When I was in seminary, my New Testament professors would not let us translate from the Greek in the manner of today's gospel reading. "Go therefore and make disciples of all nations, baptizing them in the name of the Father and of the Son and of the Holy Spirit, and teaching them to obey..." We had to "resolve the participle" as they called it, meaning we couldn't just say "baptizing" or "teaching."
I once did a paper on today's gospel and resolved the participle thus. "Go therefore and make disciples of all nations, by baptizing them... and by teaching them to obey..." Jesus was surely not saying to make disciples, and while we're at it, do a little baptizing and teaching as well.
Jesus' command, often referred to as the "Great Commission," has a lot of doing in it. It involves going, making disciples, baptizing, and teaching folks to obey. Yet very often, the church acts as though Jesus' command says, "Go and make Christians by getting them to believe in me."
One of the unfortunate stereotypes that non-Christians sometimes have about us church folk is that the only going we do is going to church, and our only doing involves condemning those who do not believe or think the same as us. That's clearly a false stereotype, but it has enough bits of truth to it to make it viable. There are indeed a great many Christians who do not do anything that makes them at all different from the world around them other than go to church. And so non-church folks could be forgiven for thinking that our only real doing is showing up at Sunday worship.

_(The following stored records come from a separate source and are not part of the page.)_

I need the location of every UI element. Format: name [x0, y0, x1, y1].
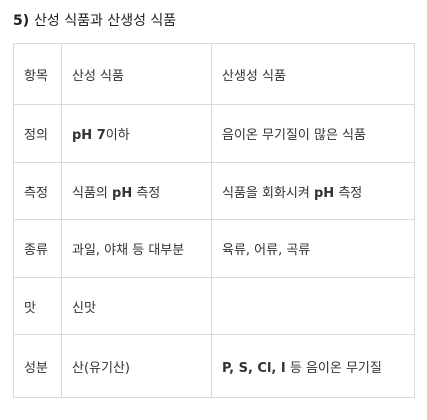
title-number: 5) [13, 13, 30, 29]
acid-forming-food-cell: 음이온 무기질이 많은 식품 [211, 104, 415, 163]
cell-bold-text: pH [314, 185, 335, 201]
acid-forming-food-cell: P, S, Cl, I 등 음이온 무기질 [211, 334, 415, 398]
acid-forming-food-cell [211, 277, 415, 335]
header-acid-food: 산성 식품 [61, 43, 212, 105]
acid-food-cell: 식품의 pH 측정 [61, 162, 212, 220]
cell-text: 산(유기산) [72, 360, 130, 376]
row-item-label: 성분 [13, 334, 62, 398]
table-row: 성분 산(유기산) P, S, Cl, I 등 음이온 무기질 [13, 334, 415, 398]
acid-food-cell: pH 7이하 [61, 104, 212, 163]
header-acid-forming-food: 산생성 식품 [211, 43, 415, 105]
title-text: 산성 식품과 산생성 식품 [34, 13, 177, 29]
cell-text: 측정 [334, 185, 363, 201]
cell-text: 육류, 어류, 곡류 [222, 243, 311, 258]
cell-text: 식품을 회화시켜 [222, 185, 314, 201]
cell-text: 신맛 [72, 300, 96, 316]
row-item-label: 종류 [13, 219, 62, 278]
acid-food-cell: 신맛 [61, 277, 212, 335]
acid-forming-food-cell: 식품을 회화시켜 pH 측정 [211, 162, 415, 220]
cell-text: 이하 [105, 128, 130, 143]
cell-text: 음이온 무기질이 많은 식품 [222, 128, 366, 143]
page-title: 5) 산성 식품과 산생성 식품 [13, 10, 176, 30]
acid-food-cell: 산(유기산) [61, 334, 212, 398]
comparison-table: 항목 산성 식품 산생성 식품 정의 pH 7이하 음이온 무기질이 많은 식품… [13, 43, 415, 398]
row-item-label: 맛 [13, 277, 62, 335]
cell-text: 측정 [132, 185, 161, 201]
row-item-label: 정의 [13, 104, 62, 163]
table-row: 맛 신맛 [13, 277, 415, 335]
acid-forming-food-cell: 육류, 어류, 곡류 [211, 219, 415, 278]
acid-food-cell: 과일, 야채 등 대부분 [61, 219, 212, 278]
table-row: 종류 과일, 야채 등 대부분 육류, 어류, 곡류 [13, 219, 415, 278]
cell-text: 식품의 [72, 185, 113, 201]
cell-bold-text: pH [112, 185, 133, 201]
header-item: 항목 [13, 43, 62, 105]
cell-bold-text: pH 7 [72, 128, 106, 143]
cell-text: 등 음이온 무기질 [285, 360, 382, 376]
table-header-row: 항목 산성 식품 산생성 식품 [13, 43, 415, 105]
cell-bold-text: P, S, Cl, I [222, 360, 286, 376]
cell-text: 과일, 야채 등 대부분 [72, 243, 185, 258]
table-row: 정의 pH 7이하 음이온 무기질이 많은 식품 [13, 104, 415, 163]
table-row: 측정 식품의 pH 측정 식품을 회화시켜 pH 측정 [13, 162, 415, 220]
row-item-label: 측정 [13, 162, 62, 220]
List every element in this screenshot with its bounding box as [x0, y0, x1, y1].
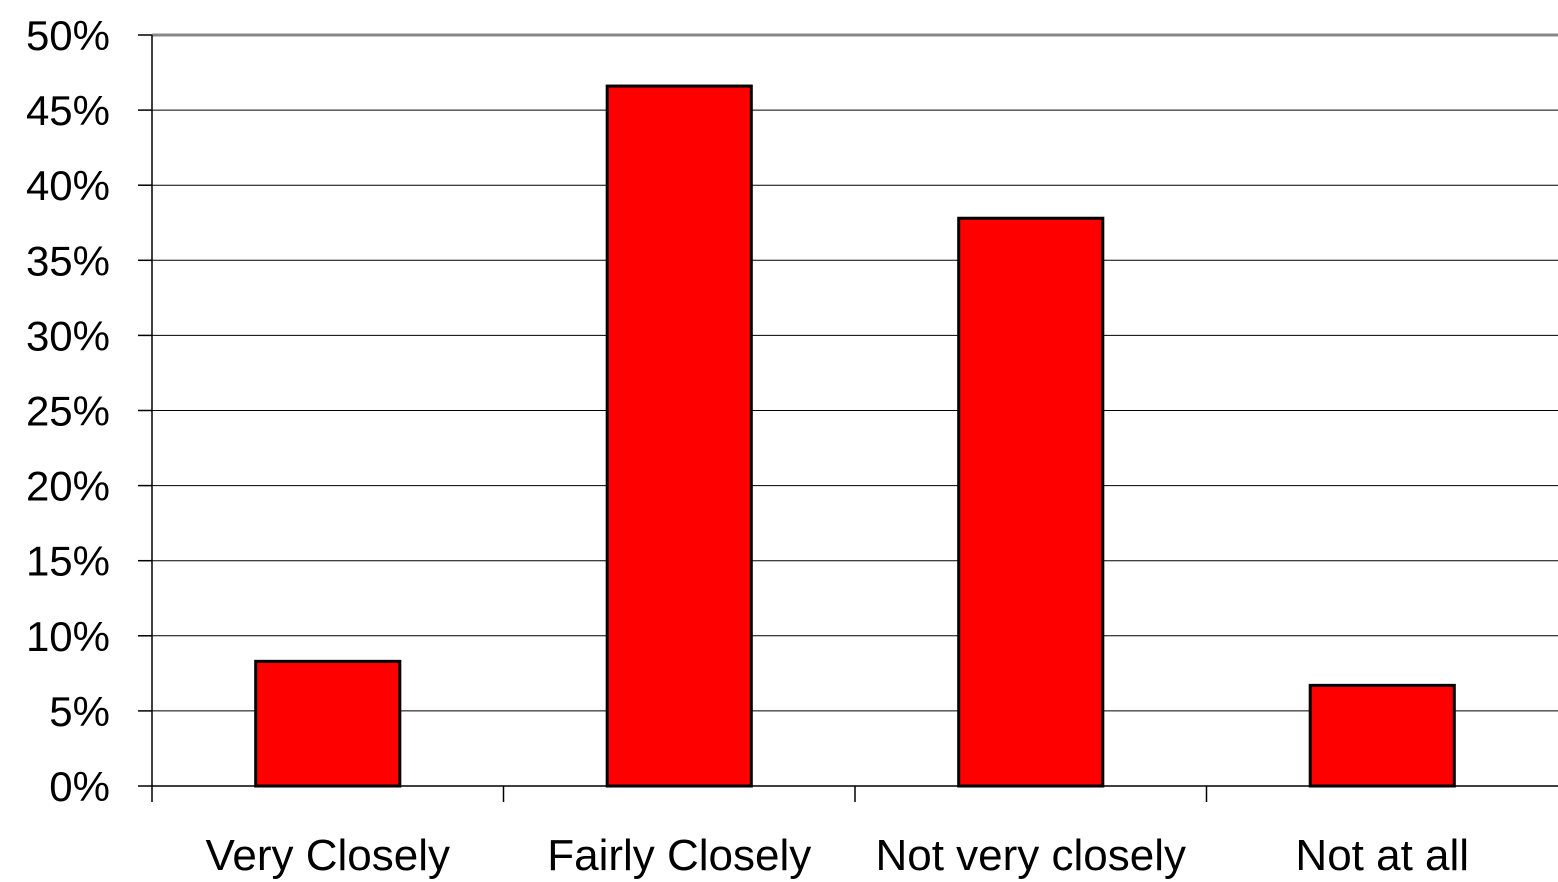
- bar-4: [1308, 683, 1456, 788]
- gridlines: [152, 33, 1558, 712]
- y-tick-label: 45%: [26, 87, 110, 134]
- y-tick-label: 50%: [26, 12, 110, 59]
- bar-3: [957, 216, 1105, 788]
- bars: [254, 84, 1456, 788]
- y-tick-label: 5%: [49, 688, 110, 735]
- bar-1: [254, 659, 402, 788]
- x-category-label: Fairly Closely: [547, 831, 811, 880]
- y-tick-label: 10%: [26, 613, 110, 660]
- x-category-label: Very Closely: [205, 831, 450, 880]
- y-tick-label: 40%: [26, 162, 110, 209]
- x-category-label: Not at all: [1295, 831, 1469, 880]
- y-tick-label: 20%: [26, 463, 110, 510]
- axes: [138, 34, 1558, 802]
- y-tick-label: 35%: [26, 237, 110, 284]
- bar-2: [605, 84, 753, 788]
- y-tick-label: 15%: [26, 538, 110, 585]
- y-tick-label: 30%: [26, 312, 110, 359]
- labels: 0% 5% 10% 15% 20% 25% 30% 35% 40% 45% 50% Very Clos…: [26, 12, 1469, 880]
- y-tick-label: 25%: [26, 388, 110, 435]
- y-tick-label: 0%: [49, 763, 110, 810]
- x-category-label: Not very closely: [875, 831, 1186, 880]
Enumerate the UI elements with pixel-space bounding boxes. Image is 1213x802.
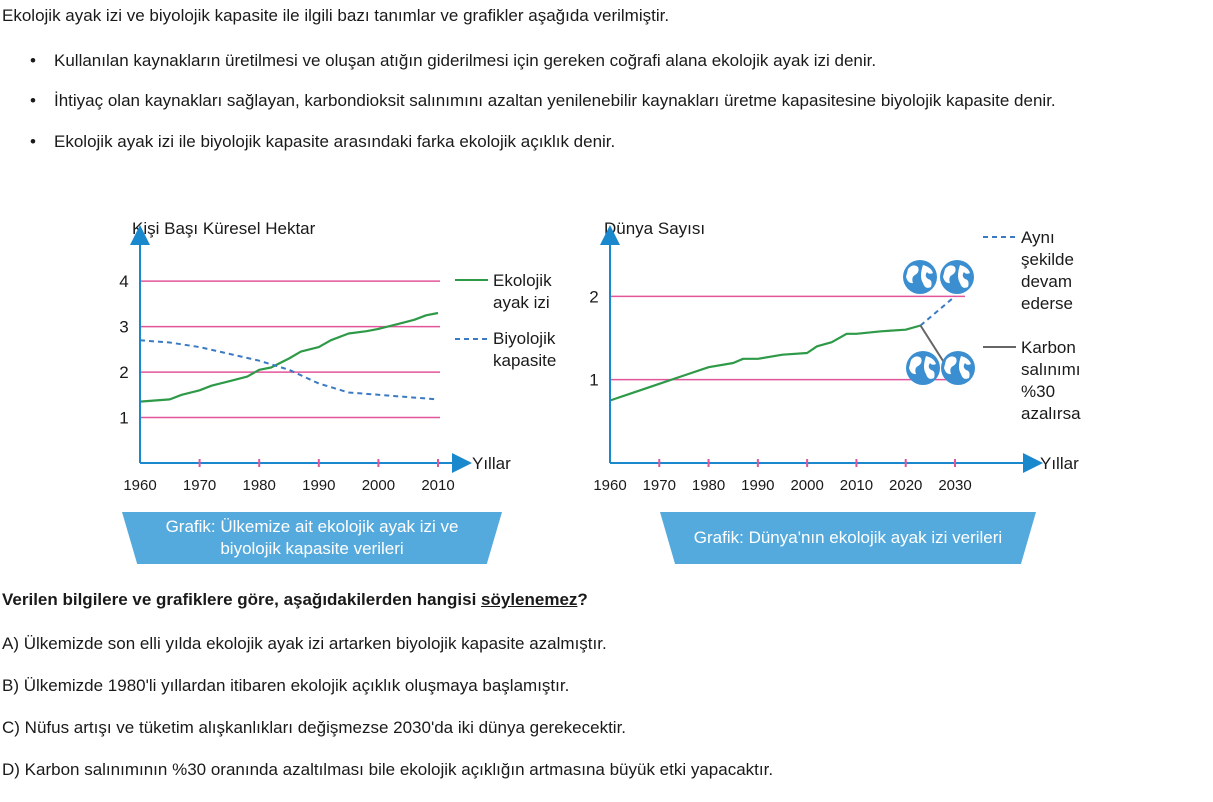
series-line-1 [919,295,956,327]
question-suffix: ? [577,590,588,609]
chart-country-footprint: Kişi Başı Küresel Hektar Yıllar 1 2 3 4 1960… [119,219,556,494]
x-tick-label: 2000 [790,477,823,494]
chart1-ylabel: Kişi Başı Küresel Hektar [132,219,316,238]
x-tick-label: 1970 [183,477,216,494]
y-tick-label: 3 [119,318,128,337]
x-tick-label: 1960 [123,477,156,494]
series-line-0 [609,324,921,402]
globe-icon [941,351,975,385]
x-tick-label: 1980 [243,477,276,494]
series-line-1 [139,339,439,401]
x-tick-label: 2010 [840,477,873,494]
x-tick-label: 2030 [938,477,971,494]
option-c[interactable]: C) Nüfus artışı ve tüketim alışkanlıklar… [2,718,627,737]
question-prefix: Verilen bilgilere ve grafiklere göre, aş… [2,590,482,609]
globe-icon [940,260,974,294]
intro-text: Ekolojik ayak izi ve biyolojik kapasite … [2,6,670,25]
definition-list: Kullanılan kaynakların üretilmesi ve olu… [30,48,1210,169]
globe-icon [906,351,940,385]
y-tick-label: 4 [119,272,128,291]
series-line-0 [139,311,439,403]
x-tick-label: 2010 [421,477,454,494]
chart1-caption: Grafik: Ülkemize ait ekolojik ayak izi v… [122,512,502,564]
chart2-legend: Aynı şekilde devam ederse Karbon salınımı %30… [983,228,1081,423]
definition-ecological-footprint: Kullanılan kaynakların üretilmesi ve olu… [30,48,1210,75]
option-d[interactable]: D) Karbon salınımının %30 oranında azalt… [2,760,774,779]
answer-options: A) Ülkemizde son elli yılda ekolojik aya… [2,634,773,802]
legend-biyolojik-label: Biyolojik kapasite [493,329,556,370]
globes-top [903,260,974,294]
x-tick-label: 1990 [741,477,774,494]
option-a[interactable]: A) Ülkemizde son elli yılda ekolojik aya… [2,634,607,653]
x-tick-label: 2020 [889,477,922,494]
globe-icon [903,260,937,294]
chart2-xlabel: Yıllar [1040,454,1079,473]
y-tick-label: 1 [589,371,598,390]
x-tick-label: 1990 [302,477,335,494]
legend-ekolojik-label: Ekolojik ayak izi [493,271,552,312]
chart1-xlabel: Yıllar [472,454,511,473]
definition-ecological-gap: Ekolojik ayak izi ile biyolojik kapasite… [30,129,1210,156]
y-tick-label: 1 [119,409,128,428]
question-underlined: söylenemez [481,590,578,609]
x-tick-label: 1980 [692,477,725,494]
y-tick-label: 2 [119,363,128,382]
chart2-caption: Grafik: Dünya'nın ekolojik ayak izi veri… [660,512,1036,564]
chart1-legend: Ekolojik ayak izi Biyolojik kapasite [455,271,556,370]
x-tick-label: 1970 [643,477,676,494]
question-stem: Verilen bilgilere ve grafiklere göre, aş… [2,590,588,610]
x-tick-label: 2000 [362,477,395,494]
y-tick-label: 2 [589,287,598,306]
chart-world-footprint: Dünya Sayısı Yıllar 1 2 1960 1970 1980 1990 20… [589,219,1081,494]
chart2-ylabel: Dünya Sayısı [604,219,705,238]
option-b[interactable]: B) Ülkemizde 1980'li yıllardan itibaren … [2,676,570,695]
x-tick-label: 1960 [593,477,626,494]
legend-carbon-label: Karbon salınımı %30 azalırsa [1021,338,1081,423]
definition-biocapacity: İhtiyaç olan kaynakları sağlayan, karbon… [30,88,1210,115]
legend-continue-label: Aynı şekilde devam ederse [1021,228,1074,313]
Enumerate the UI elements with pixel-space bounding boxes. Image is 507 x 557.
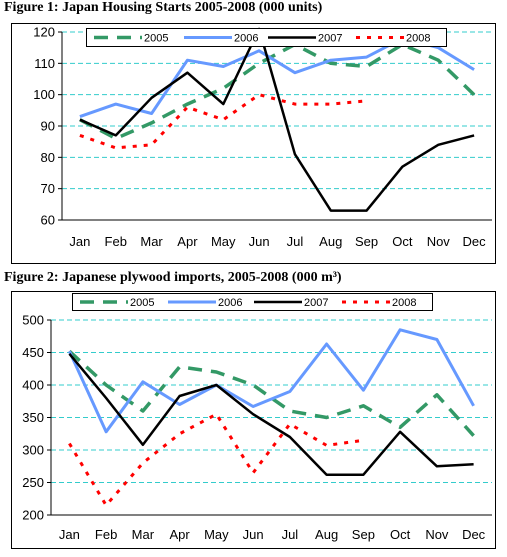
- legend-label-2006: 2006: [218, 297, 242, 309]
- x-tick-label: Oct: [392, 234, 413, 249]
- series-line-2007: [79, 27, 475, 212]
- legend-label-2008: 2008: [392, 297, 416, 309]
- series-line-2007: [68, 353, 474, 476]
- legend-label-2008: 2008: [406, 33, 430, 45]
- x-tick-label: Aug: [315, 527, 338, 542]
- x-tick-label: Feb: [105, 234, 127, 249]
- x-tick-label: Nov: [425, 527, 449, 542]
- legend: 2005 2006 2007 2008: [86, 28, 447, 47]
- plywood-imports-chart: 200 250 300 350 400 450 500 Jan Feb Mar Apr May Jun J…: [11, 291, 496, 549]
- y-tick-label: 120: [33, 25, 55, 40]
- legend-box: [72, 293, 433, 311]
- x-tick-label: May: [211, 234, 236, 249]
- series-line-2006: [68, 328, 475, 434]
- y-tick-label: 70: [41, 181, 55, 196]
- legend-label-2007: 2007: [318, 33, 342, 45]
- x-tick-label: Dec: [462, 527, 486, 542]
- y-tick-label: 450: [22, 345, 44, 360]
- y-tick-label: 200: [22, 508, 44, 523]
- y-tick-label: 80: [41, 150, 55, 165]
- legend-label-2005: 2005: [144, 33, 168, 45]
- x-tick-label: Sep: [355, 234, 378, 249]
- x-tick-label: May: [204, 527, 229, 542]
- x-tick-label: Mar: [132, 527, 155, 542]
- series-line-2005: [68, 349, 475, 437]
- legend-label-2005: 2005: [130, 297, 154, 309]
- y-tick-label: 500: [22, 313, 44, 328]
- legend-box: [86, 28, 447, 47]
- y-tick-label: 100: [33, 87, 55, 102]
- y-tick-label: 350: [22, 410, 44, 425]
- x-tick-label: Apr: [170, 527, 191, 542]
- x-tick-label: Oct: [390, 527, 411, 542]
- x-tick-label: Jan: [59, 527, 80, 542]
- x-tick-label: Mar: [140, 234, 163, 249]
- x-tick-label: Jul: [287, 234, 304, 249]
- figure-1-title: Figure 1: Japan Housing Starts 2005-2008…: [4, 0, 323, 15]
- x-tick-label: Jun: [243, 527, 264, 542]
- x-tick-label: Jan: [69, 234, 90, 249]
- x-tick-label: Jun: [249, 234, 270, 249]
- legend: 2005 2006 2007 2008: [72, 293, 433, 311]
- y-tick-label: 300: [22, 443, 44, 458]
- x-tick-label: Aug: [319, 234, 342, 249]
- x-tick-label: Nov: [427, 234, 451, 249]
- chart-border: [11, 291, 496, 549]
- legend-label-2007: 2007: [304, 297, 328, 309]
- housing-starts-chart: 60 70 80 90 100 110 120 Jan Feb Mar Apr May Jun Jul Au…: [11, 23, 496, 264]
- y-tick-label: 250: [22, 475, 44, 490]
- series-line-2008: [68, 412, 364, 507]
- y-tick-label: 90: [41, 119, 55, 134]
- y-tick-label: 60: [41, 213, 55, 228]
- y-tick-label: 110: [34, 56, 55, 71]
- figure-2-title: Figure 2: Japanese plywood imports, 2005…: [4, 270, 342, 285]
- x-tick-label: Dec: [463, 234, 487, 249]
- series-line-2005: [79, 42, 476, 141]
- legend-label-2006: 2006: [234, 33, 258, 45]
- y-tick-label: 400: [22, 378, 44, 393]
- x-tick-label: Apr: [177, 234, 198, 249]
- x-tick-label: Feb: [95, 527, 117, 542]
- chart-border: [11, 23, 496, 264]
- x-tick-label: Sep: [352, 527, 375, 542]
- x-tick-label: Jul: [282, 527, 299, 542]
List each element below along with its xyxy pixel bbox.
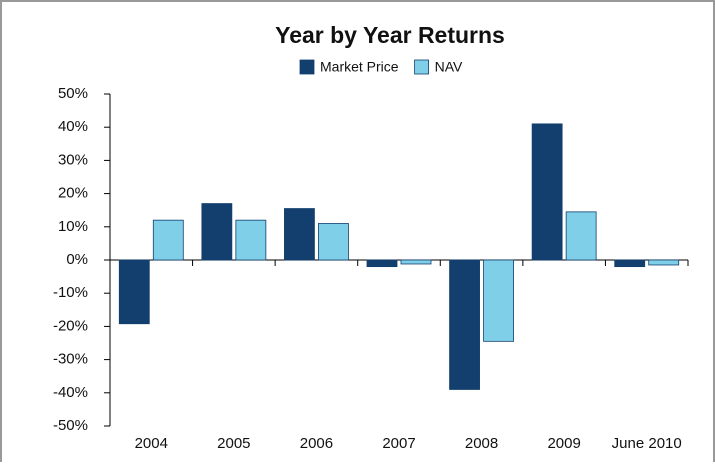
bar [449, 259, 480, 390]
y-tick-label: -20% [53, 317, 88, 334]
x-tick-label: 2007 [382, 435, 415, 452]
y-tick-label: 10% [58, 218, 88, 235]
y-tick-label: -50% [53, 417, 88, 434]
chart-title: Year by Year Returns [275, 22, 505, 48]
y-tick-label: -40% [53, 384, 88, 401]
legend-label: Market Price [320, 59, 399, 75]
x-tick-label: 2009 [547, 435, 580, 452]
bar [318, 223, 349, 261]
legend-swatch [414, 59, 429, 75]
y-tick-label: 40% [58, 118, 88, 135]
legend-label: NAV [435, 59, 463, 75]
legend-swatch [299, 59, 315, 75]
bar [284, 208, 315, 261]
y-tick-label: 50% [58, 85, 88, 102]
bar [118, 259, 150, 325]
bar [565, 211, 597, 261]
bar [400, 259, 432, 265]
x-tick-label: 2004 [135, 435, 168, 452]
x-tick-label: 2008 [465, 435, 498, 452]
y-tick-label: -30% [53, 351, 88, 368]
bar [152, 219, 184, 261]
bar [235, 219, 267, 261]
bar [483, 259, 514, 342]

Today's gospel reading comes from Matthew, and one of its distinct attributes features Jesus speaking directly to the Church via the disciples. Any time Jesus speaks to the disciples in general, he is speaking past them to all the faithful. And in the very last words recorded in Matthew's gospel, Jesus says to the Church, "Go and do and do and do." And he's not talking just about showing up on Sunday, but about obeying "everything that I have commanded you."